AUSTRALIAN ROMANTIC & CLASSICAL ORCJESTRA-‘CAVATINA’ : MELBOURNE DIGITAL CONCERT HALL

Melbourne Digital Concert Hall is the timely creation of Adele Schonhardt and Chris Howlett. This busy and varied online space has already done so much to preserve some of the performance momentum and income stream of so many Australian musicians during this time of live venue closure.

Last Friday, July 10, six local string musicians from the Australian Romantic & Classical Orchestra, namely Rachael Beesley and Anna McMichael (violin), Simon Oswell and Katie Yap (viola), Natasha Kraemer (cello) and Emma Sullivan (double bass) took the Athenaeum Theatre stage to be filmed and streamed for a wide audience. This programme was very nicely described in programme notes by Charles MacInnes, made available before and during the streaming.

Above: This streaming event was introduced by Chris Howlett, co-director with Adele Schonhardt of the Melbourne Digital Concert Hall.

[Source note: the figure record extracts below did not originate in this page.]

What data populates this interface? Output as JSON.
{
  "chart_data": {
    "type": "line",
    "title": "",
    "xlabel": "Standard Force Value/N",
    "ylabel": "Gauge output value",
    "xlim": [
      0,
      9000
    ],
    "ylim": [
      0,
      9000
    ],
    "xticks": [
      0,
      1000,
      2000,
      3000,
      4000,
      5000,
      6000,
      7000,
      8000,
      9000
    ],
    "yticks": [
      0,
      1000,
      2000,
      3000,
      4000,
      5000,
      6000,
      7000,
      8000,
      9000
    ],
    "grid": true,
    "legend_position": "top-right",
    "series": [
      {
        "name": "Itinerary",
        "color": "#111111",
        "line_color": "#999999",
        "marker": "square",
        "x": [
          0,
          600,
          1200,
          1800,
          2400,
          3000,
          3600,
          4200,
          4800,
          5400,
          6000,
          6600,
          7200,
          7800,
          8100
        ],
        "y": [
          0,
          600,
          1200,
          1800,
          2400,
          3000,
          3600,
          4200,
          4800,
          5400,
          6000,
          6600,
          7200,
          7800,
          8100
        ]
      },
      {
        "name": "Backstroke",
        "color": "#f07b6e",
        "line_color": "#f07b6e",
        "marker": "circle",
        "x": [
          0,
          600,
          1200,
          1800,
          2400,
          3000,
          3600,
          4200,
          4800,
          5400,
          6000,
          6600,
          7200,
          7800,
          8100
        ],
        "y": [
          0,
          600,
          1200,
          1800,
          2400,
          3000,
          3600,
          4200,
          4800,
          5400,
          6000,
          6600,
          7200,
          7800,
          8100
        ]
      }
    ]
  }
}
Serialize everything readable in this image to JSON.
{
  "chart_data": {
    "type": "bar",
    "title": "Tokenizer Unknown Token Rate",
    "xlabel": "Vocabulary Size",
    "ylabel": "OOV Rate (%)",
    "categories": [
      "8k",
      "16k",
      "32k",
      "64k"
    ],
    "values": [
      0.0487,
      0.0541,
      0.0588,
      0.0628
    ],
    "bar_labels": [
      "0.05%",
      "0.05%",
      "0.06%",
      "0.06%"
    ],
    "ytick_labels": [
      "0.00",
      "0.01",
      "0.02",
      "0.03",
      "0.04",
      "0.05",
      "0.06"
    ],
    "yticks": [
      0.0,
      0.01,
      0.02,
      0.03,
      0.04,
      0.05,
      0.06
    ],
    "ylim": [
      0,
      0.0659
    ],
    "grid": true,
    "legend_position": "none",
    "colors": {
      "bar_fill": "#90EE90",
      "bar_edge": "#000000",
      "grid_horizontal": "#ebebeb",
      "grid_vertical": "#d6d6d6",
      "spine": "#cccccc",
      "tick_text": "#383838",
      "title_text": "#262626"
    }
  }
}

We were once more inspired, educated and enlightened during this online event by ARCO’s typically dynamic programme juxtapositions. Innovative works from the teenage Mozart and Mendelssohn sat comfortably beside the oft overlooked Mannheim composer Franz Xaver Richter as well as Romantic period expression from late in Beethoven’s life and chamber music from opera great Rossini.

These comfortable contrasts were brought freshly to life through the musicians’ elevated, careful attention to detail and the satisfying power of their intimate conversation. It was this concert’s thread of lyricism spanning the eighteenth and nineteenth centuries as indicated by its title, Cavatina, which was an endearing and exciting highlight of this programme’s architecture.

The inclusion of the ‘cavatina’ Adagio molto espressivo movement from Beethoven’s sprawling String Quartet No 13 Opus 130 formed a beautifully calm pivot at the centre of this event’s musical action, as it always does in the flow of Beethoven’s quartet work. Here, the expansion to six instruments delivered us very lush gestures indeed.

A welcome return of ARCO’s exemplary crisp balance made for an arresting opening to the concert. This sextet’s delivery of Mozart’s Divertimento in F major K138. This work’s outer movements sparkled with Italianate buoyancy and the central Andante was drenched in classical period cantabile poise.

Above : The music of Franz Xaver Richter was brought to us during this       event.

Following the Mozart came this programme’s customary gift to audiences from ARCO of a lesser heard but wonderful work. Franz Xavier Richter’s Sinfonia à Quattro in B flat major stepped us back in time from Mozart’s work but not in interest or successful performance. The uniqueness of approach by Richter and his clever level of writing, as introduced well by Rachael Beesley, led to an amazing musical discovery for us.

Following the central Cavatina, more joyful singing and development of character-filled chamber music ingredients ensued. This was through a spirited reading by the group of Rossini’s charming, chameleon-like and well-humoured String Sonata No 1 in G major.

Above: Violinist and Co-Director with Nicole Van Bruggen of Australian Romantic & Classical Orchestra, Rachael Beesley. 

This performance was stripped back to an erudite examination of its well-sculptured fragments for the original quartet scoring of violins, cello and double bass. This event’s feature on lyrical elements appeared with searching depth in the middle movement. The tossing of material between soloists in the final movement a delightful conversational moment.

This successful streaming concluded with more prodigious emotion and mature vistas in the thirteen-year-old Mendelssohn’s prodigious Sinfonia No 10 in B minor, reflecting the youthful promise of the opening Mozart work.

Australian Romantic & Classical Orchestra’s musicians showed in this and all works their expertise at crossing two centuries with their HIP approach to string and ensemble playing. It was a nice reminder of their routinely commanding live concert presence. The string players sang with warmth and clean joy to us via a well-planned programme well-supported online concert, exquisitely executed, maintaining warmth at a distance.